For the research that has been done on bluntnose sixgill sharks, we have barely touched the surface when it comes to understanding their lives and the ecological roles they play. What we do know gives us even more incentive to protect and study these amazing creatures. If Puget Sound is in fact a nursery for pups and young adult sharks, then it is a valuable resource for maintaining the genetic diversity of this species. Many shark species suffer from low genetic diversity caused by human actions and the fact that they reproduce slowly. Puget Sound sixgills, even with the relatively high number of related individuals, still shows moderate genetic diversity. Preserving safe and productive areas like Puget Sound is crucial to the survival of shark species worldwide. Sharks are excellent indicators of environmental health and where they do well, other species will undoubtedly thrive as well. Helping sharks like Puget Sound sixgills helps improve our planet’s oceans little by little, and in turn, our lives.

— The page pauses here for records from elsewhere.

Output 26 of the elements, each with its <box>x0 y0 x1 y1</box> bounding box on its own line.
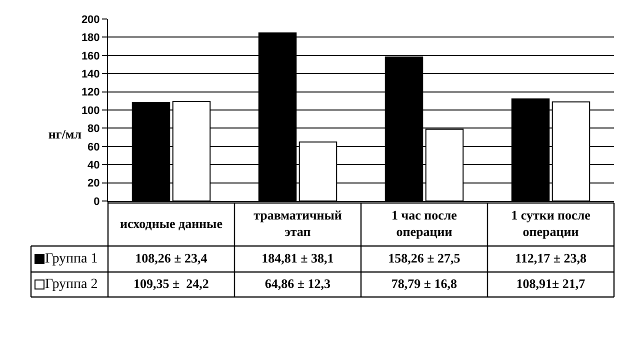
y-tick-label: 0 <box>94 196 100 208</box>
y-tick-label: 80 <box>88 123 100 136</box>
x-tick-label: 1 сутки после операции <box>511 207 591 240</box>
y-tick-label: 120 <box>81 86 100 99</box>
data-label: 108,91± 21,7 <box>516 276 586 291</box>
data-label: 108,26 ± 23,4 <box>135 250 208 266</box>
y-tick-label: 180 <box>81 32 100 44</box>
y-tick-label: 160 <box>81 50 100 62</box>
y-tick-label: 40 <box>88 159 100 172</box>
data-label: 184,81 ± 38,1 <box>262 250 334 266</box>
data-label: 112,17 ± 23,8 <box>515 250 587 266</box>
y-tick-label: 60 <box>88 141 100 154</box>
legend-label: Группа 2 <box>45 277 98 292</box>
y-tick-label: 140 <box>81 68 100 80</box>
x-tick-label: 1 час после операции <box>392 207 458 240</box>
data-label: 64,86 ± 12,3 <box>264 276 332 291</box>
x-tick-label: исходные данные <box>120 216 223 231</box>
y-axis-title: нг/мл <box>48 126 82 142</box>
data-label: 158,26 ± 27,5 <box>388 250 461 266</box>
legend-label: Группа 1 <box>45 252 98 266</box>
x-tick-label: травматичный этап <box>254 207 342 240</box>
data-label: 78,79 ± 16,8 <box>391 276 458 291</box>
y-tick-label: 20 <box>88 178 100 190</box>
y-tick-label: 200 <box>81 14 100 26</box>
y-tick-label: 100 <box>81 104 100 117</box>
data-label: 109,35 ± 24,2 <box>134 276 209 291</box>
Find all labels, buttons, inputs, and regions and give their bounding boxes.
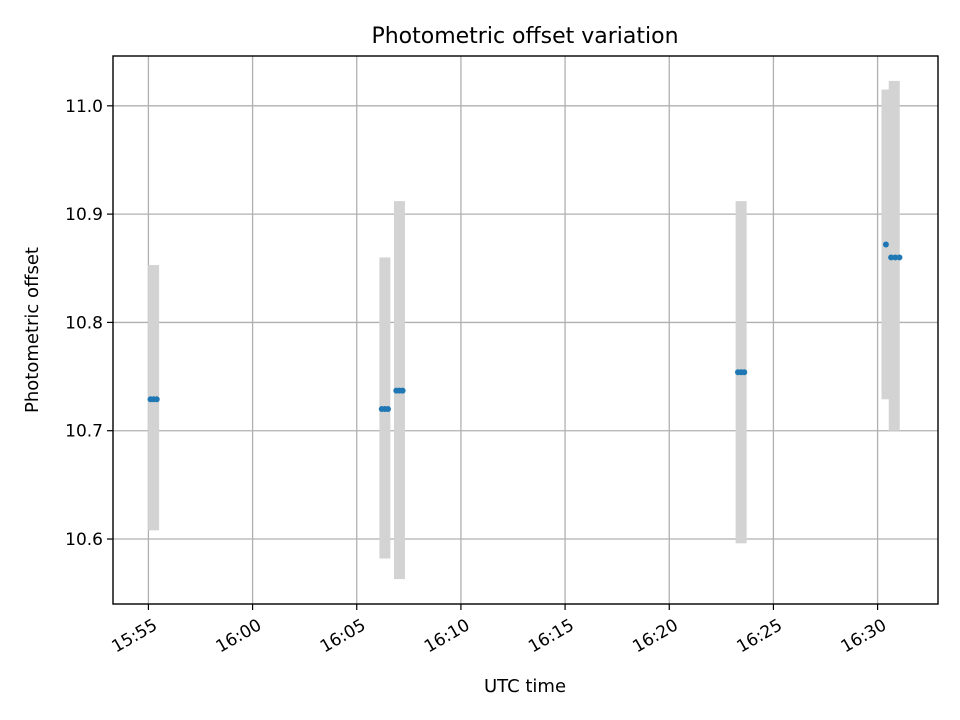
data-point — [888, 254, 895, 261]
data-point — [385, 406, 391, 413]
grid-lines — [113, 56, 938, 604]
data-point — [882, 241, 889, 248]
data-point — [741, 369, 748, 376]
data-point — [153, 396, 160, 403]
data-point — [896, 254, 903, 261]
data-points — [147, 241, 903, 413]
y-tick-label: 11.0 — [65, 97, 103, 117]
y-tick-label: 10.6 — [65, 530, 103, 550]
chart-title: Photometric offset variation — [371, 24, 678, 49]
y-tick-label: 10.7 — [65, 422, 103, 442]
y-axis-ticks: 10.6 10.7 10.8 10.9 11.0 — [65, 97, 113, 550]
data-point — [399, 387, 406, 394]
data-point — [892, 254, 899, 261]
y-tick-label: 10.9 — [65, 205, 103, 225]
y-axis-label: Photometric offset — [22, 247, 43, 413]
y-tick-label: 10.8 — [65, 313, 103, 333]
x-axis-label: UTC time — [484, 676, 566, 697]
plot-frame — [112, 55, 939, 605]
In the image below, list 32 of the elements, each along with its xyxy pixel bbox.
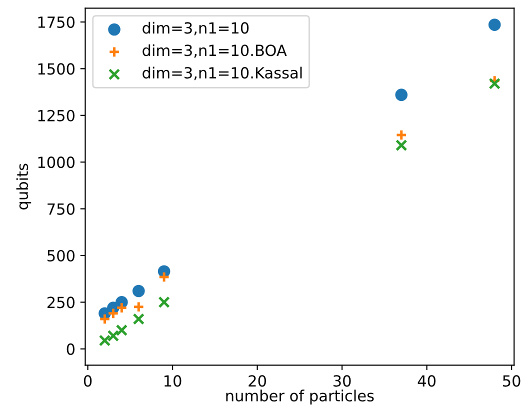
- y-tick-label: 1250: [38, 110, 75, 122]
- legend-label: dim=3,n1=10: [142, 22, 249, 36]
- point: [158, 271, 170, 283]
- x-tick-label: 50: [503, 375, 520, 387]
- x-tick-label: 30: [334, 375, 351, 387]
- point: [395, 139, 408, 152]
- point: [395, 129, 408, 141]
- y-tick-label: 1750: [38, 16, 75, 28]
- x-tick-label: 20: [248, 375, 266, 387]
- point: [116, 324, 128, 336]
- x-tick-label: 0: [84, 375, 92, 387]
- y-tick-label: 1500: [38, 63, 75, 75]
- point: [488, 78, 501, 90]
- point: [395, 88, 408, 101]
- point: [132, 313, 145, 325]
- y-tick-label: 750: [48, 203, 75, 215]
- y-axis-title: qubits: [16, 164, 32, 210]
- point: [98, 334, 111, 346]
- x-tick-label: 10: [164, 375, 182, 387]
- legend-label: dim=3,n1=10.BOA: [142, 44, 287, 58]
- y-tick-label: 250: [47, 296, 75, 308]
- y-tick-label: 0: [66, 343, 75, 355]
- x-tick-label: 40: [418, 375, 436, 387]
- x-axis-title: number of particles: [226, 390, 374, 404]
- point: [107, 330, 120, 342]
- y-tick-label: 500: [48, 250, 75, 262]
- point: [488, 18, 501, 31]
- y-tick-label: 1000: [38, 156, 75, 168]
- point: [158, 296, 170, 308]
- point: [132, 284, 145, 298]
- legend-label: dim=3,n1=10.Kassal: [142, 66, 302, 80]
- point: [132, 300, 145, 313]
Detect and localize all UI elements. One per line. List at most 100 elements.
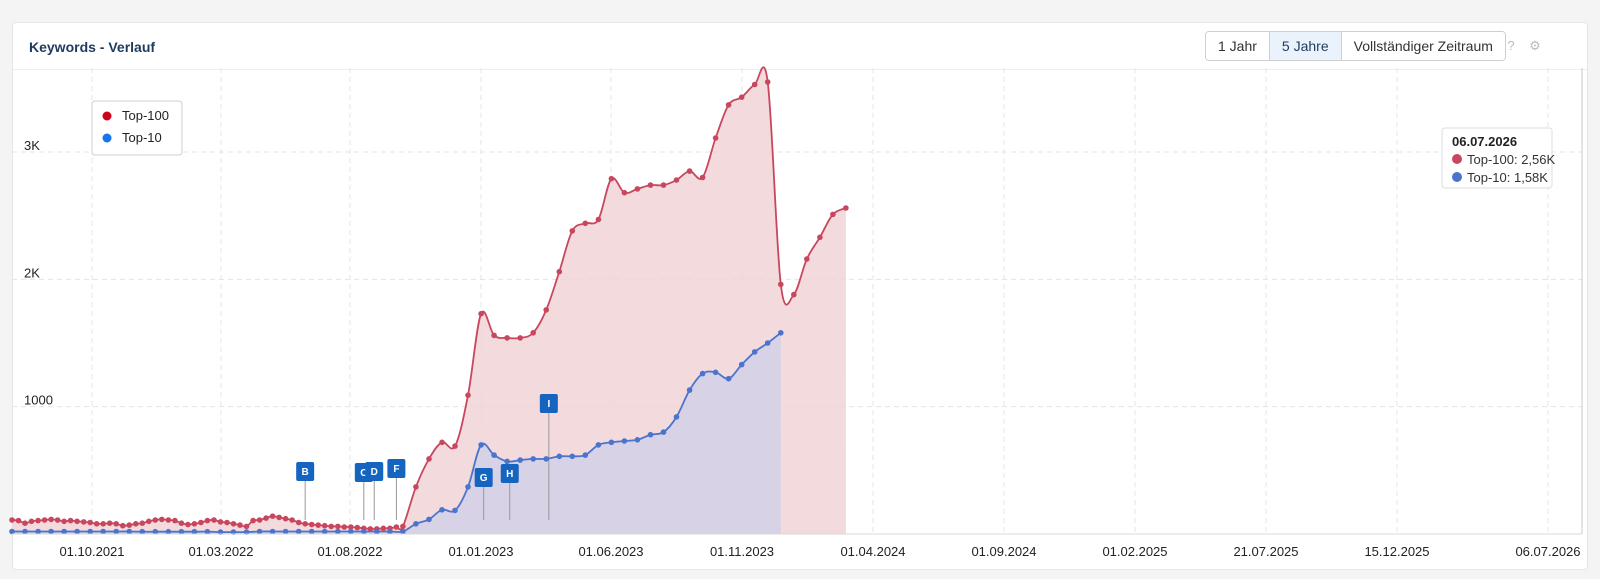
top10-point: [504, 458, 510, 465]
top100-point: [204, 517, 211, 524]
top100-point: [263, 515, 269, 521]
top100-point: [295, 519, 302, 526]
tooltip-top100-value: Top-100: 2,56K: [1467, 152, 1556, 167]
top10-point: [608, 439, 615, 446]
top10-point: [400, 528, 406, 535]
top100-point: [764, 79, 771, 85]
top100-point: [178, 520, 185, 526]
event-flag-marker: [296, 462, 315, 481]
top10-point: [100, 528, 106, 535]
legend-top10-label[interactable]: Top-10: [122, 130, 162, 145]
top10-point: [178, 528, 185, 535]
top100-point: [738, 94, 745, 100]
top10-point: [22, 528, 28, 535]
top10-point: [660, 429, 667, 435]
legend-top10-marker[interactable]: [102, 133, 112, 143]
top100-point: [830, 211, 836, 218]
top100-point: [400, 523, 406, 530]
top10-point: [478, 442, 484, 448]
top100-point: [354, 524, 361, 531]
top100-point: [74, 518, 80, 525]
top100-point: [328, 523, 335, 530]
top100-point: [673, 177, 680, 183]
top100-point: [230, 521, 237, 527]
event-flag-label: G: [480, 473, 488, 484]
top10-point: [321, 528, 328, 535]
event-flags: B C D F G H I: [296, 68, 1583, 534]
top10-point: [139, 528, 146, 535]
top100-point: [595, 216, 602, 223]
top100-point: [54, 517, 61, 523]
top100-point: [699, 174, 706, 181]
top10-point: [452, 507, 458, 514]
x-tick-label: 01.11.2023: [710, 544, 774, 559]
top100-point: [778, 281, 784, 288]
top100-point: [256, 517, 263, 523]
x-tick-label: 06.07.2026: [1515, 544, 1580, 559]
top10-point: [465, 484, 471, 490]
top100-point: [126, 522, 133, 528]
event-flag-label: F: [393, 464, 399, 475]
tooltip-top10-marker: [1452, 172, 1462, 182]
top100-point: [791, 291, 797, 298]
top100-point: [28, 518, 35, 525]
top10-point: [204, 528, 211, 535]
top100-point: [35, 517, 41, 524]
event-flag-marker: [474, 468, 493, 487]
top100-point: [517, 335, 523, 341]
top100-point: [100, 521, 106, 527]
top100-point: [191, 521, 198, 527]
top100-point: [321, 522, 328, 529]
top10-point: [165, 528, 172, 535]
top10-point: [621, 438, 628, 444]
top10-point: [439, 507, 445, 513]
event-flag-label: H: [506, 469, 513, 480]
top10-point: [738, 361, 745, 368]
top100-point: [159, 516, 165, 523]
legend: Top-100 Top-10: [91, 100, 183, 156]
top10-point: [152, 528, 159, 535]
top100-point: [61, 518, 67, 525]
top10-point: [335, 528, 341, 535]
range-5-years-button[interactable]: 5 Jahre: [1269, 32, 1342, 60]
top100-point: [478, 310, 484, 317]
tooltip: 06.07.2026 Top-100: 2,56K Top-10: 1,58K: [1441, 127, 1556, 189]
top100-point: [250, 517, 256, 524]
tooltip-top10-value: Top-10: 1,58K: [1467, 170, 1548, 185]
top100-point: [452, 443, 458, 449]
legend-top100-marker[interactable]: [102, 111, 112, 121]
top100-point: [582, 220, 589, 227]
top10-point: [712, 369, 719, 376]
range-1-year-button[interactable]: 1 Jahr: [1206, 32, 1270, 60]
legend-box: [91, 100, 183, 156]
legend-top100-label[interactable]: Top-100: [122, 108, 169, 123]
top100-point: [217, 519, 224, 525]
x-tick-label: 01.08.2022: [317, 544, 382, 559]
top100-point: [660, 182, 667, 188]
top10-point: [61, 528, 67, 535]
top10-point: [778, 330, 784, 336]
event-flag-marker: [387, 459, 406, 478]
top100-point: [146, 518, 152, 525]
top10-point: [9, 528, 15, 535]
top100-point: [282, 515, 289, 522]
top100-point: [804, 256, 810, 262]
top100-point: [67, 517, 74, 524]
top100-point: [139, 520, 146, 526]
tooltip-date: 06.07.2026: [1452, 134, 1517, 149]
top100-point: [426, 456, 432, 462]
question-icon[interactable]: ?: [1507, 38, 1515, 53]
top10-point: [191, 528, 198, 535]
top100-point: [93, 521, 100, 527]
top100-point: [185, 521, 191, 528]
top10-point: [556, 453, 563, 460]
x-axis: 01.10.2021 01.03.2022 01.08.2022 01.01.2023…: [12, 533, 1582, 559]
top10-point: [387, 528, 393, 535]
top10-point: [35, 528, 41, 535]
top10-point: [361, 528, 367, 535]
range-full-period-button[interactable]: Vollständiger Zeitraum: [1341, 32, 1505, 60]
top100-point: [289, 517, 295, 523]
top100-point: [608, 175, 615, 182]
top100-point: [413, 484, 419, 490]
gear-icon[interactable]: ⚙: [1529, 38, 1541, 53]
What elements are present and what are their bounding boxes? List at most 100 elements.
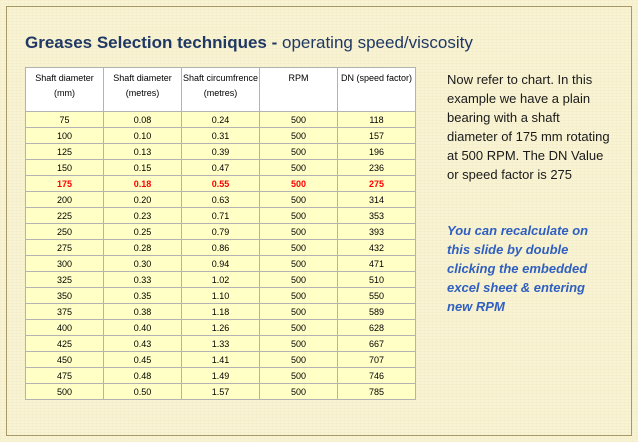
table-cell[interactable]: 314	[337, 191, 416, 208]
table-cell[interactable]: 0.18	[103, 175, 182, 192]
table-cell[interactable]: 0.47	[181, 159, 260, 176]
table-cell[interactable]: 0.39	[181, 143, 260, 160]
table-cell[interactable]: 0.40	[103, 319, 182, 336]
table-cell[interactable]: 275	[25, 239, 104, 256]
table-cell[interactable]: 500	[259, 207, 338, 224]
table-cell[interactable]: 0.10	[103, 127, 182, 144]
table-cell[interactable]: 425	[25, 335, 104, 352]
table-cell[interactable]: 500	[259, 175, 338, 192]
table-cell[interactable]: 500	[259, 127, 338, 144]
table-cell[interactable]: 500	[259, 319, 338, 336]
table-cell[interactable]: 0.45	[103, 351, 182, 368]
table-cell[interactable]: 0.15	[103, 159, 182, 176]
table-cell[interactable]: 0.30	[103, 255, 182, 272]
table-cell[interactable]: 250	[25, 223, 104, 240]
table-cell[interactable]: 1.33	[181, 335, 260, 352]
table-cell[interactable]: 500	[259, 239, 338, 256]
table-cell[interactable]: 0.71	[181, 207, 260, 224]
table-cell[interactable]: 500	[259, 223, 338, 240]
table-cell[interactable]: 275	[337, 175, 416, 192]
table-cell[interactable]: 0.24	[181, 111, 260, 128]
table-header-row: Shaft diameter (mm) Shaft diameter (metr…	[25, 67, 416, 112]
table-cell[interactable]: 500	[259, 287, 338, 304]
table-cell[interactable]: 0.86	[181, 239, 260, 256]
header-dn-speed-factor: DN (speed factor)	[337, 67, 416, 112]
table-cell[interactable]: 500	[259, 111, 338, 128]
embedded-excel-sheet[interactable]: Shaft diameter (mm) Shaft diameter (metr…	[25, 67, 416, 400]
table-cell[interactable]: 375	[25, 303, 104, 320]
table-cell[interactable]: 157	[337, 127, 416, 144]
table-cell[interactable]: 350	[25, 287, 104, 304]
table-cell[interactable]: 200	[25, 191, 104, 208]
table-cell[interactable]: 746	[337, 367, 416, 384]
table-cell[interactable]: 0.79	[181, 223, 260, 240]
table-cell[interactable]: 0.08	[103, 111, 182, 128]
table-cell[interactable]: 196	[337, 143, 416, 160]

1. Martin, R. Aidan. “Swimming with Jurassic Sharks.” ReefQuest Centre for Shark Research (2003). http://www.elasmo-research.org/education/topics/d_jurassic_shark.htm
2. Larson, Shawn, et al. “Relatedness and polyandry of sixgill sharks, Hexanchus griseus, in an urban estuary.” Conservation Genetics 12.3 (2011): 679-690.
3. Ebert, David A. “Biological aspects of the sixgill shark, Hexanchus griseus.” Copeia (1986): 131-135.
4. Andrews, Kelly S., et al. “Diel activity patterns of sixgill sharks, Hexanchus griseus: the ups and downs of an apex predator.” Animal Behaviour 78.2 (2009): 525-536.
5. Andrews, K. S., et al. “Acoustic monitoring of sixgill shark movements in Puget Sound: evidence for localized movement.” Canadian Journal of Zoology 85.11 (2007): 1136-1143.
6. Rupp, J. “A natural history of the sixgill shark, Hexanchus griseus.” Proc Puget Sound Res (2001).